Bu vasiyetin ardından Abıkan vefat eder. Beklenen gün 18 yıl sonra 31 Ağustos 1991’de gerçekleşir. Bugünlerde 20. yılını halkıyla beraber coşkuyla, 7’den 77’ye herkesin katılımıyla kutlayan Kırgızistan’ın bağımsızlığının kazanıldığı ve Bübüra’nın babasının hayal ettiği gün nihayet gelmiştir. İşte tam sırası diye, Bübüra Rus İstihbarat Servisi KGB’ye giderek, Stalin döneminde öldürülen insanların yattığı yeri göstermeye hazır olduğunu söyler. Fakat oradaki idareciler, bu habere pek itibar etmezler. Çünkü bunu ispatlamak için ellerinde yeterli bir delil yoktur. KGB’nin Olağanüstü Hal Bakanlığı Komisyonunu desteklediği her halinden bellidir. Bübüra, diğer devlet idarecilerine ve şehitlerin ailelerine mektup yazarak yıllardır sakladığı bu sırrı paylaşır. Stalin döneminde öldürülenlerin şehre yakın bir yere gömüldüğü hakkında söylentiler vardır. Tam olarak yerini kimse bilmese de Bübüra’ya da inanmazlar.

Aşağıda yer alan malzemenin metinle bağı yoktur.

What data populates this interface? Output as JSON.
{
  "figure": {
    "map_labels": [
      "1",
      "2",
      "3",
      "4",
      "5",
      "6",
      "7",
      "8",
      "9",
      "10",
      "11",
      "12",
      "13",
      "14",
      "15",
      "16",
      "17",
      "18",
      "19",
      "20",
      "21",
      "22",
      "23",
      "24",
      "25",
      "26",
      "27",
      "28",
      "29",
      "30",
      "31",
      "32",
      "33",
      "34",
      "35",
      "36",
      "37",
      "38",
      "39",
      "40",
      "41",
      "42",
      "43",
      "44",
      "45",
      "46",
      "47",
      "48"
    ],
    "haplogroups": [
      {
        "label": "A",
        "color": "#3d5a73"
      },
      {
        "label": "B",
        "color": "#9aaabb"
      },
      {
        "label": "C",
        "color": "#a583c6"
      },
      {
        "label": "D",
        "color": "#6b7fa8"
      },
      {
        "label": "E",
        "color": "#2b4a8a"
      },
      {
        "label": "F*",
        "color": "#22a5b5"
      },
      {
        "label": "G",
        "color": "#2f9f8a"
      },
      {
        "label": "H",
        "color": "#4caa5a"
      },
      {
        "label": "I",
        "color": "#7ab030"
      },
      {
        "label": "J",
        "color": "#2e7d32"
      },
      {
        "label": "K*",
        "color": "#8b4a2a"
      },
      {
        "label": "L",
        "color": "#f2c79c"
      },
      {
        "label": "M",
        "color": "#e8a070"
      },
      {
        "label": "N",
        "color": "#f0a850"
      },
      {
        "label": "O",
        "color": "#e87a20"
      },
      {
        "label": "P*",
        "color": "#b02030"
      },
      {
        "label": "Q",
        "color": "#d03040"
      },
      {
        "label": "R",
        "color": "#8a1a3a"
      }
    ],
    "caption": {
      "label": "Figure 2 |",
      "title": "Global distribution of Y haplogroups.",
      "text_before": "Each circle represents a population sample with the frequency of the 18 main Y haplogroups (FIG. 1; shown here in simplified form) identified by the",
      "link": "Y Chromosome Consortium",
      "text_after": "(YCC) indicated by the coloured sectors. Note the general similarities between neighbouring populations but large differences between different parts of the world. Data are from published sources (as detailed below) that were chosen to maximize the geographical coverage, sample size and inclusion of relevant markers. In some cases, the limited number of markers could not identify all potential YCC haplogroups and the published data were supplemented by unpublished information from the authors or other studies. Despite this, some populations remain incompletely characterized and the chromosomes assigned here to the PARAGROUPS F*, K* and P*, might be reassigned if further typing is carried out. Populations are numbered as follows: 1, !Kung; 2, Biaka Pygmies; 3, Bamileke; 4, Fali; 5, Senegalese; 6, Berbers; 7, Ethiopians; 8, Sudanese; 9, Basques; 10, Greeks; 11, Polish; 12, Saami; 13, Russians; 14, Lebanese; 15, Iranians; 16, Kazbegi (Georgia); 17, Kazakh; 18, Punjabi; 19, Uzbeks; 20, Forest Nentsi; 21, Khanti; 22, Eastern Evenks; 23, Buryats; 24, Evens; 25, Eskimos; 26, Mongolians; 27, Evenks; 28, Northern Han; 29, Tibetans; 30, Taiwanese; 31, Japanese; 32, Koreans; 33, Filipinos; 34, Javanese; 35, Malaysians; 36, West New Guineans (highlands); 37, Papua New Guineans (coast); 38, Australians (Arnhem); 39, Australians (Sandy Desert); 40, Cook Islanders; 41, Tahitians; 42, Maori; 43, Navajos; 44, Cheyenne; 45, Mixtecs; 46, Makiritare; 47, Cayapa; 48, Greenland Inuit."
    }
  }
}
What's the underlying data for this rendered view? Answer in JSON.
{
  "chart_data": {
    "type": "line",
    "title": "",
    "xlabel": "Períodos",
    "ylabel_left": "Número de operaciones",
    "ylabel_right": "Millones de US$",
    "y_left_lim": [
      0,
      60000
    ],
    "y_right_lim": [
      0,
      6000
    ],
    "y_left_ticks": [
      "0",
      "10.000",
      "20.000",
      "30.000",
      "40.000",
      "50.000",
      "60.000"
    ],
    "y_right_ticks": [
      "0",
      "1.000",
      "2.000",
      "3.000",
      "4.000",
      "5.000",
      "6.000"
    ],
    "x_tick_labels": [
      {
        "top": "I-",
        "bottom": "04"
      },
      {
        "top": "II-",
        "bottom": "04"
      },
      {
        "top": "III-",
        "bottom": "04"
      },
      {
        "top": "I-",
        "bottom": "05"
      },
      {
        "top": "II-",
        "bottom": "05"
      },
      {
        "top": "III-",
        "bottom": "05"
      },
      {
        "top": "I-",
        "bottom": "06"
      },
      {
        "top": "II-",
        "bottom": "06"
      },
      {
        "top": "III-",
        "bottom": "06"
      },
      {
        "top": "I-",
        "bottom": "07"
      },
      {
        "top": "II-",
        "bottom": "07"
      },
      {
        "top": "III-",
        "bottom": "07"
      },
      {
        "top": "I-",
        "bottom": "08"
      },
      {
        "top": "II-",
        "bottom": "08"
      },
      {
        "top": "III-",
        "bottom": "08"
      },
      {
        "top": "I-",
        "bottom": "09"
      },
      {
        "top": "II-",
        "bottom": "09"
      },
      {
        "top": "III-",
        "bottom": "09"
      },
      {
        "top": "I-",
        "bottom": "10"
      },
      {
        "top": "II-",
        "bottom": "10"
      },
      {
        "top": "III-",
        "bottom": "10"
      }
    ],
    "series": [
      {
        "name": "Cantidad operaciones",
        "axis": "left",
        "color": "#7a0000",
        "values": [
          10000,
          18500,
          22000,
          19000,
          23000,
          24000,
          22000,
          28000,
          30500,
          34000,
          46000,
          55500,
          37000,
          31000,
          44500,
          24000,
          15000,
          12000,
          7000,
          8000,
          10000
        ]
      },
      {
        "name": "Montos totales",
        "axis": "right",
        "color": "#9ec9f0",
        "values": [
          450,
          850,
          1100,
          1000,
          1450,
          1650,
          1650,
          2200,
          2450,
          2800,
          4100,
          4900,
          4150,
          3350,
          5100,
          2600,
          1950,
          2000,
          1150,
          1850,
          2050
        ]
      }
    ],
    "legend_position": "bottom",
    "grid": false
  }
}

Bütün bu ilgisizliğe rağmen Bübüra mücadelesine devam eder. Bir yandan babasının vasiyetini yerine getirmek, diğer yandan da kendi insanlık borcunu ödemek için bu işi sonuna kadar götürür. Bübüra, KGB’de çalışan Bolot Abdurahmanov adındaki bir delikanlıyla görüşür. Mezarlığı araştırmak Bolot’un görevi değildir hatta ilgi alanına da girmez. Ama o, Bübüra’nın söylediklerine inanmış ve Çontaş’ın sırrını açmaya karar vermiştir. Bübüra ve Bolot, KGB’nin görevlileriyle buluşarak, Çontaş’a giderler ve kazı işlemini başlatırlar. Yıllar sonra Bolot, kazı işleminin başladığı o günle ilgili hatıralarında ayrıntılı açıklamalarda bulunur: “Çontaş’daki kazı yapılan yerde Çeklilerin kurduğu kerpiç fabrikası vardı. Bu fabrikada kerpici pişirmek için 3,5×3,5×3,5 metre büyüklüğünde kurduğu ocakların diplerine 10 –
15’er kişilik vali sekreterleri, halk komiserleri, işçiler ve sıradan çiftçiler şeklinde cesetler atılmış ve üzerleri toprakla örtülmüş sonra tekrar cesetler atılmış. Bu kazıda arkeolojik açıdan farklı bir şey çıkmıştı ortaya. 53 sene toprağın altında kalmasına rağmen, ceza raporunun özeti çürümeden bu günlere ulaşmış. Abdıray Abdrahmanov, Cusup Abdrahmanov, Törökul Aytmatov ve Yusup Bulatov’ların ceza raporu bulunmuştu. Bunun dışında Sultanbekov kendi ismini ipek iple gömleğinin yakasına ve pantolonun kemerine dikmiş ve bu dikili yazı da olduğu gibi duruyordu. Bu çok şaşırtıcı bir durumdu! Açıkçası böyle bir durumla karşılaşacağımızı beklemiyorduk…” (B.Abdurahmanov, «Temmuzdaki iki hafta» kitabından, «Törökul Aytmat oğlu», Bişkek – 1993)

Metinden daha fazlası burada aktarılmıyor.